There is little published data on how cats affected by hypervitaminosis D should be treated. Cats 1 and 2 were treated initially with isotonic saline to increase calciuresis, and oral sucralfate to reduce intestinal calcium and phosphorus absorption. Terbutaline was added to achieve bronchodilation in cat 1, which showed dyspnoea. Furosemide was added to the treatment after rehydration was achieved. After all diagnostics had been performed, prednisolone was given in tapering doses for a total of 10 days as isotonic saline and furosemide were insufficient to resolve hypercalcaemia. It resolved on day 14 in both cats. Therefore, it can be concluded that isotonic saline, sucralfate, furosemide and prednisolone successfully treated hypercalcaemia in cats 1 and 2, and can be recommended to treat vitamin D intoxication in cats. Use of bisphosphonates22,23 was discussed with the owner; however, oral alendronate (Fosamax; MSD) was not given because it was impossible to pill cats 1 and 2 and side effects, such as oesophageal ulceration, were feared.

Conclusions

Hypercalcaemia can persist for several weeks despite the withdrawal of the over-fortified diet. Its main transported metabolite, 25(OH)D3, shows a half-life of approximately 15 days in studies of experimental hypervitaminosis in dogs, whereas the hormone 1,25(OH)2D3 has a half-life of approximately 15 h. 11 In cat 1, calcidiol had returned to a concentration within the reference interval 11 weeks after treatment was started. Also, 1,25(OH)2D3 decreased but was still elevated after 11 weeks. The presence of renal failure in cat 1 might have impaired 24-hydroxylation and renal clearance of metabolites. In the two reported dogs with hypervitaminosis D caused by ingestion of commercial dog food 1,25(OH)2D3 normalised in one dog on day 14 and in the other after 37 days, which also indicates long half-lives. 20 After accumulation in fat tissue, 25(OH)D3 is further metabolised slowly.

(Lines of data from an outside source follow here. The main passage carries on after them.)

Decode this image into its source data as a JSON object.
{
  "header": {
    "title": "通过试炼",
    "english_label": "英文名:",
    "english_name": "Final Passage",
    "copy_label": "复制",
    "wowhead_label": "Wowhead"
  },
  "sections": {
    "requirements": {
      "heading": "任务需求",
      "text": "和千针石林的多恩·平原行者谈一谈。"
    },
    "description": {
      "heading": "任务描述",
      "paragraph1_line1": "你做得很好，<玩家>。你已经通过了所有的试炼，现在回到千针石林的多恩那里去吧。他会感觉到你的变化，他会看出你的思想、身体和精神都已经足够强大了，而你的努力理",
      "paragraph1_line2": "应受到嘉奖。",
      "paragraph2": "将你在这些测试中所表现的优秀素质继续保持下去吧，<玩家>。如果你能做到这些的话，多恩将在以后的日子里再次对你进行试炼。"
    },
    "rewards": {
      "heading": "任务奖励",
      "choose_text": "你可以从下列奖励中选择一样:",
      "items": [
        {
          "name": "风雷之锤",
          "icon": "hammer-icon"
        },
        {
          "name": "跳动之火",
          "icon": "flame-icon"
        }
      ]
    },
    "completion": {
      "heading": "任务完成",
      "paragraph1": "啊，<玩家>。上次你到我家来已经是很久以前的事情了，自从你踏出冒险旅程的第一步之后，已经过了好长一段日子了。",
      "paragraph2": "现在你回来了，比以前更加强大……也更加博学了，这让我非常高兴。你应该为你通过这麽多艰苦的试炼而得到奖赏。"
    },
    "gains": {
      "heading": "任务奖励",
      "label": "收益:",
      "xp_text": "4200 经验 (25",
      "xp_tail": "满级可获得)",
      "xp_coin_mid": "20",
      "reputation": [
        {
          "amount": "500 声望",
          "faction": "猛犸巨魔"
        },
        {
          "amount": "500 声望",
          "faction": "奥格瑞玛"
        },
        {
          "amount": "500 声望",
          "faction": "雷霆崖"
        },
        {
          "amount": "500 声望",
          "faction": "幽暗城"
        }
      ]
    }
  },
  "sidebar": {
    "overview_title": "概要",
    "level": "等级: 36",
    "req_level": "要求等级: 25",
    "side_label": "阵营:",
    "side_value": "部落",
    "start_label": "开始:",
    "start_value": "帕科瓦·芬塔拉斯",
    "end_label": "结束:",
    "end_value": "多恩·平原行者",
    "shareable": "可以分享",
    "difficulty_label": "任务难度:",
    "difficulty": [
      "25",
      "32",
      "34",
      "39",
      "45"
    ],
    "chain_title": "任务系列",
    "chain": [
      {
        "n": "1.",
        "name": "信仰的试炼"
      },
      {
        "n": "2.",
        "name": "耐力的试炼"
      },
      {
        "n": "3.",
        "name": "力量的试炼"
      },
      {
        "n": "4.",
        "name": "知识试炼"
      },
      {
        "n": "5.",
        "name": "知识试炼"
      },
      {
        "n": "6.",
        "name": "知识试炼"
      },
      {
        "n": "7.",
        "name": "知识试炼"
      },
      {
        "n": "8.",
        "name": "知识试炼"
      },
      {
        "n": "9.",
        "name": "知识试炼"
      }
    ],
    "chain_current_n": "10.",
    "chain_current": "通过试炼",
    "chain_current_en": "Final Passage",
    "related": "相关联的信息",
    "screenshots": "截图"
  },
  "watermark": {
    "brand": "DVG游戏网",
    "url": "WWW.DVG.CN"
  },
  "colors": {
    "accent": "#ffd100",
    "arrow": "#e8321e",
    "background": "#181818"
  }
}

The reported cases indicate that excessive vitamin D3-containing commercially available cat food poses a great hazard to cats.

This is the first report in which treatment and long-term outcome of hypervitaminosis D, including improvement of radiologic pulmonary abnormalities, could be documented.

Footnotes

Funding: The authors received no specific grant from any funding agency in the public, commercial or not-for-profit sectors for the preparation of this case series.

The authors do not have any potential conflicts of interest to declare.